Benoît Cœuré : La France fait des réformes. D’ailleurs, tous les grands pays européens ont besoin de réformes, pas seulement la France : l’Italie a besoin de réformes, elle en fait ; l’Allemagne à sa manière a aussi besoin de réformes pour préparer son avenir – elle a besoin d’investir, par exemple – pour les économistes, c’est une évidence. Donc tous les grands pays européens ont besoin de réformes et sont parfois un peu à la traîne sur d’autres pays plus petits, qui eux ont subi la crise de plein fouet et ont dû s’adapter de manière très douloureuse. Donc maintenant c’est au tour des grands pays de faire les réformes. La France est dans ce mouvement de réforme. Elle le fait manifestement. Je crois que la Macron, par exemple, est un bon exemple de…

…La loi Macron va dans le bon sens, vous dites.

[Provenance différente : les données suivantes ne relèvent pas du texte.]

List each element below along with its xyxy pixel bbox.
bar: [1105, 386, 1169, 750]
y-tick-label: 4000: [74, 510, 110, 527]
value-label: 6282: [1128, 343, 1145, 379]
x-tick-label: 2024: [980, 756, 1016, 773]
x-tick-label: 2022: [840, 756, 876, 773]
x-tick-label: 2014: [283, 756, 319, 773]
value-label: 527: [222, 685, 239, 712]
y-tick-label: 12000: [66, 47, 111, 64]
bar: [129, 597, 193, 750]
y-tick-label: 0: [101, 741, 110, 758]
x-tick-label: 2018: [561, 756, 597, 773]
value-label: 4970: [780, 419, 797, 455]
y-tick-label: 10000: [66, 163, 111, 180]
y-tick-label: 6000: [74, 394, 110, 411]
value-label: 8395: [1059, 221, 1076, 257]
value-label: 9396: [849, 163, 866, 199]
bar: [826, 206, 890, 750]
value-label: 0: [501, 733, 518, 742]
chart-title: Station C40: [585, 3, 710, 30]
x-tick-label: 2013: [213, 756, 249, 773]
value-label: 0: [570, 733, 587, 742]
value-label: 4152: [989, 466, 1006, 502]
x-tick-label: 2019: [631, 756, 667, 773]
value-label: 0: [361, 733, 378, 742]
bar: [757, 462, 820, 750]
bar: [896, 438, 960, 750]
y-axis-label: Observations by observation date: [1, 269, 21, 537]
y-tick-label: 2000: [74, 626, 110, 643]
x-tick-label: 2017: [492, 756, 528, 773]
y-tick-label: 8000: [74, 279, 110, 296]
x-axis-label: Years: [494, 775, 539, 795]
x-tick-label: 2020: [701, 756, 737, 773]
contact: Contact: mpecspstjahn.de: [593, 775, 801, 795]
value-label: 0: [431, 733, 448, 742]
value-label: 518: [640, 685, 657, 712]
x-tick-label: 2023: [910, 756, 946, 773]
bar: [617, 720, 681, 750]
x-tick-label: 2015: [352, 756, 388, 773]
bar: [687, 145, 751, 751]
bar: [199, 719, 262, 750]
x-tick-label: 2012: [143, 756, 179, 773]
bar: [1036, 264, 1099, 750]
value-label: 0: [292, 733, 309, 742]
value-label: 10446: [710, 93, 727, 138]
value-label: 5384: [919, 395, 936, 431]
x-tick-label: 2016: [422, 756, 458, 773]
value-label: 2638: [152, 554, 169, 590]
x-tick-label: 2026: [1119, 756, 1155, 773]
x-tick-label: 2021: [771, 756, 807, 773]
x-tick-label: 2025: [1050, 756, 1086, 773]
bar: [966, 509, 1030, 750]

Benoît Cœuré : Elle va dans le bon sens, elle va dans le bon sens. Ce qui est important de notre point de vue, ce n’est pas notre rôle de dire au Gouvernement français ce qu’il doit faire, ce n’est pas le rôle de la BCE. Ce qui est important pour nous, c’est de voir au niveau de la zone euro, et en particulier entre les grands pays, une dynamique de réformes qui soit la plus large possible, qui soit coordonnée et cohérente car ce sont des pays qui partagent une monnaie commune qui doivent se parler, qui doivent avoir des stratégies de réformes, qui vont dans la même direction et qui sont coordonnées et cohérentes et qui soient les plus vastes possible.

Voilà : donc les plus vastes possible, les plus coordonnées possible. Merci beaucoup, Benoît Cœuré, vous êtes en duplex de Francfort, membre du Directoire de la Banque centrale européenne. Restez avec nous sur France 24.